The New York Times Corrects Fake News, Three Weeks Late

I wrote here about an extraordinarily inept New York Times article that had already been corrected once. The author, Jennifer Steinhauer, didn’t understand the constitutional role of the Vice President in the Senate; that was the first correction.

I pointed out that the Times article contained a second error, equally egregious but so far unacknowledged:

The Times also grossly mischaracterizes the Congressional Review Act, the statute under which yesterday’s vote took place:

The measure fell under a somewhat obscure and, until recently, rarely used Congressional Review Act that allows a new Congress to undo actions of the old Congress during the first few months of the year.

Again, the Times’s ignorance is appalling. The Congressional Review Act has nothing to do with “undo[ing] actions of the old Congress.” (A current Congress can always undo the actions of any past Congress, if it has the votes and the president’s signature.) Rather, the CRA provides a procedure whereby Congress can disapprove and nullify regulatory rules issued by federal agencies. It is incredible that the Times employs a reporter who writes for its “Politics” section and does not know this.

Despite my pointing out this obvious error, nothing happened. Weeks went by, until finally the following correction appeared this morning:

An article on March 31 about Congressional efforts to undo an Obama administration rule preventing states from blocking funding for family planning clinics that also provide abortions misstated the purpose of the Congressional Review Act. The law allows a new Congress to undo regulatory actions completed in the final weeks of a previous presidential administration, not the actions of a previous Congress.

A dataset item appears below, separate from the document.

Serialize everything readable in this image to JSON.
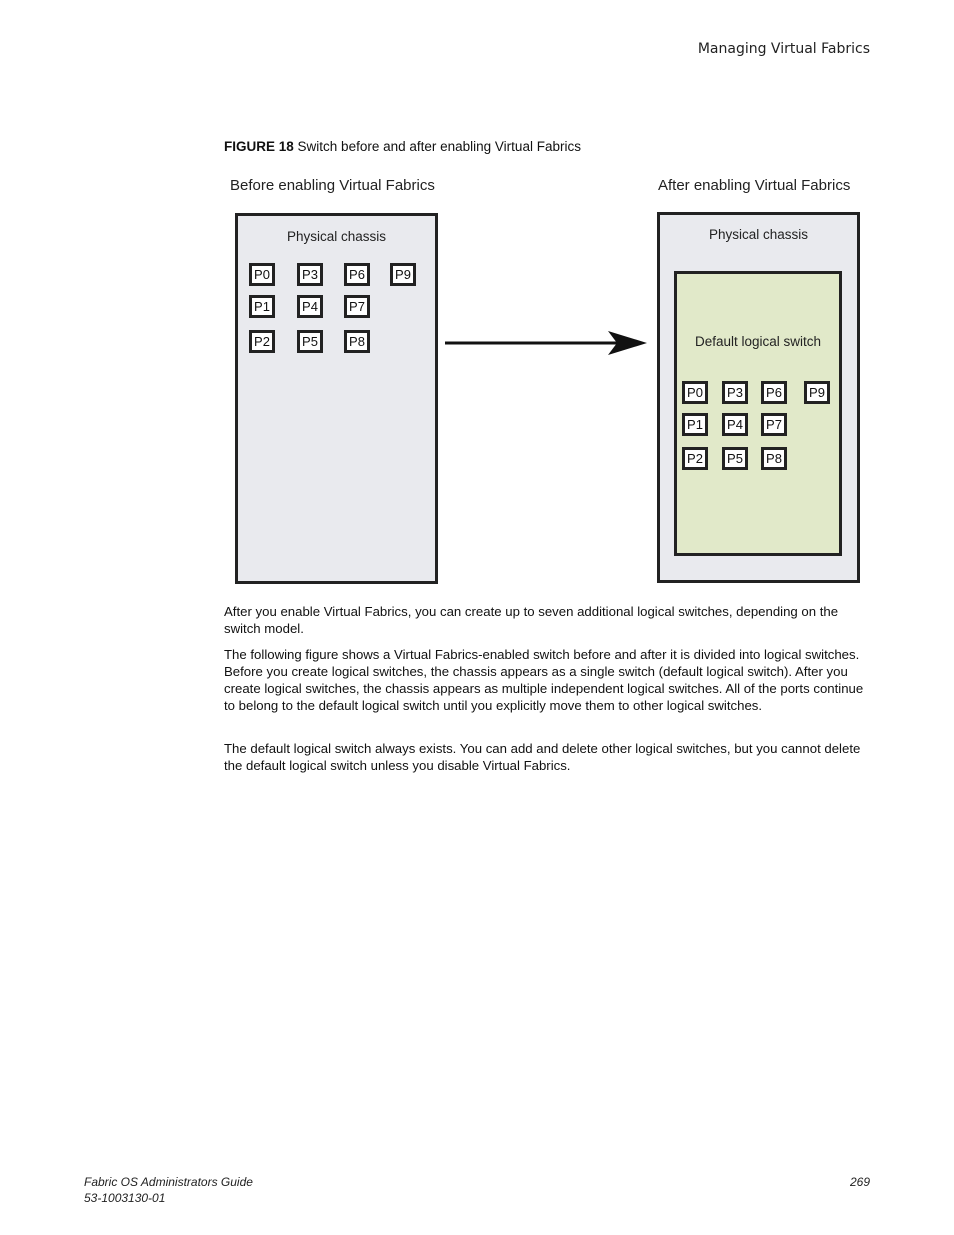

What took so long? My guess is the Times was embarrassed by the multiple mistakes in this article, and didn’t want to make it obvious that its editors missed the CRA error the first time, and only corrected it in response to our post. Perhaps they thought that if they waited three weeks, no one would notice.

Be that as it may, this is one more reminder that no one should assume that “news” reported in the New York Times is reliable.